Dáil debates

Tuesday, 10 February 2015

Ceisteanna - Questions (Resumed)

Official Engagements

4:55 pm

Photo of Joe HigginsJoe Higgins (Dublin West, Socialist Party) | Oireachtas source

I will deal with just one of the huge number of issues that arise. Was the Taoiseach asked in any detail about the controversy with regard to Irish corporation tax policy or about the race to the bottom throughout Europe in respect of corporation tax, which this and previous Governments have championed? Did any civil society organisations or others raise this issue with the Taoiseach? Earlier, the Taoiseach referred to the abolition of the "double Irish" tax scam. Did he advise anyone who asked him that this mechanism will remain in place for another five years for all the major corporations which have scandalously availed of it in order to legally avoid paying tax? As with St. Augustine, it is a question of hankering after purity but not quite yet, as far as taxation policies relating to big business are concerned. Is the Taoiseach aware that non-governmental organisations such as Christian Aid that are heavily involved in poor countries have outlined the damage done by what the he describes as tax competitiveness but what is, in fact, a mechanism to allow massive global corporations to avoid paying billions in taxation? The tax in question should be used for social good and social investment but the Government's policies prevent that.

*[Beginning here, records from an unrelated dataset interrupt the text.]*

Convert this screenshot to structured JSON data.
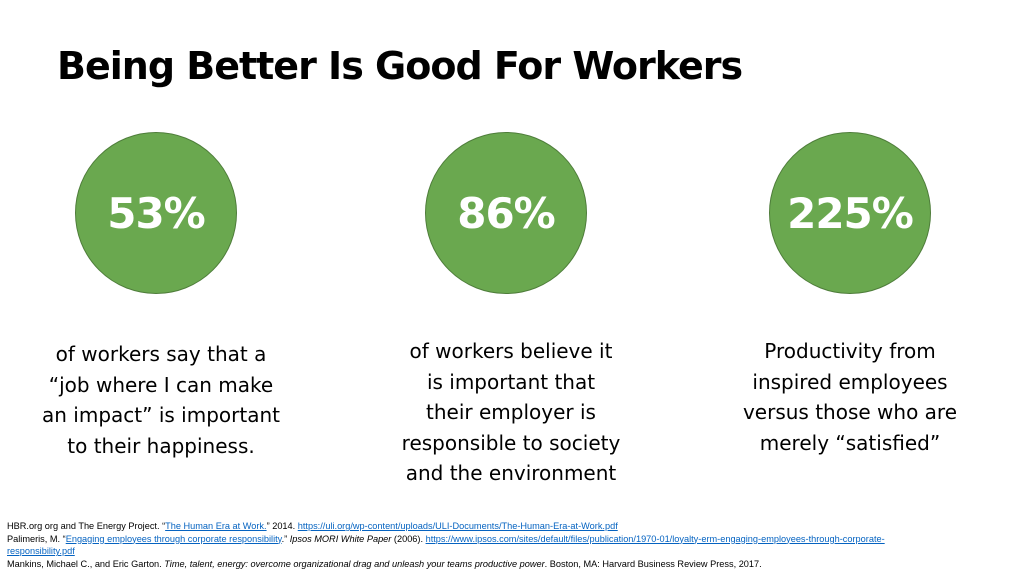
{
  "title": "Being Better Is Good For Workers",
  "stats": [
    {
      "value": "53%",
      "lines": [
        "of workers say that a",
        "“job where I can make",
        "an impact” is important",
        "to their happiness."
      ]
    },
    {
      "value": "86%",
      "lines": [
        "of workers believe it",
        "is important  that",
        "their employer is",
        "responsible to society",
        "and the environment"
      ]
    },
    {
      "value": "225%",
      "lines": [
        "Productivity from",
        "inspired employees",
        "versus those who are",
        "merely “satisfied”"
      ]
    }
  ],
  "references": {
    "ref1": {
      "prefix": "HBR.org org and The Energy Project. “",
      "link_title": "The Human Era at Work.",
      "middle": "” 2014. ",
      "url": "https://uli.org/wp-content/uploads/ULI-Documents/The-Human-Era-at-Work.pdf"
    },
    "ref2": {
      "prefix": "Palimeris, M. “",
      "link_title": "Engaging employees through corporate responsibility",
      "middle": ".” ",
      "italic": "Ipsos MORI White Paper",
      "after_italic": " (2006). ",
      "url_line1": "https://www.ipsos.com/sites/default/files/publication/1970-01/loyalty-erm-engaging-employees-through-corporate-",
      "url_line2": "responsibility.pdf"
    },
    "ref3": {
      "prefix": "Mankins, Michael C., and Eric Garton. ",
      "italic": "Time, talent, energy: overcome organizational drag and unleash your teams productive power",
      "suffix": ". Boston, MA: Harvard Business Review Press, 2017."
    }
  }
}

Is it not incredible that the leader of the biggest Opposition party in this Parliament has chosen to weigh in to this debate in order to bolster the giant multinational corporations to which I refer? For example, he mentioned Google and Apple. The latter made a profit of €18 billion in one quarter of last year. However, the Deputy in question did not have a word to say about the Garda's dawn raids on the homes of ordinary activists and public representatives who are fighting injustice and austerity. Was the Taoiseach aware that gardaí were going to be sent to the homes of public representatives and anti-water-charge activists?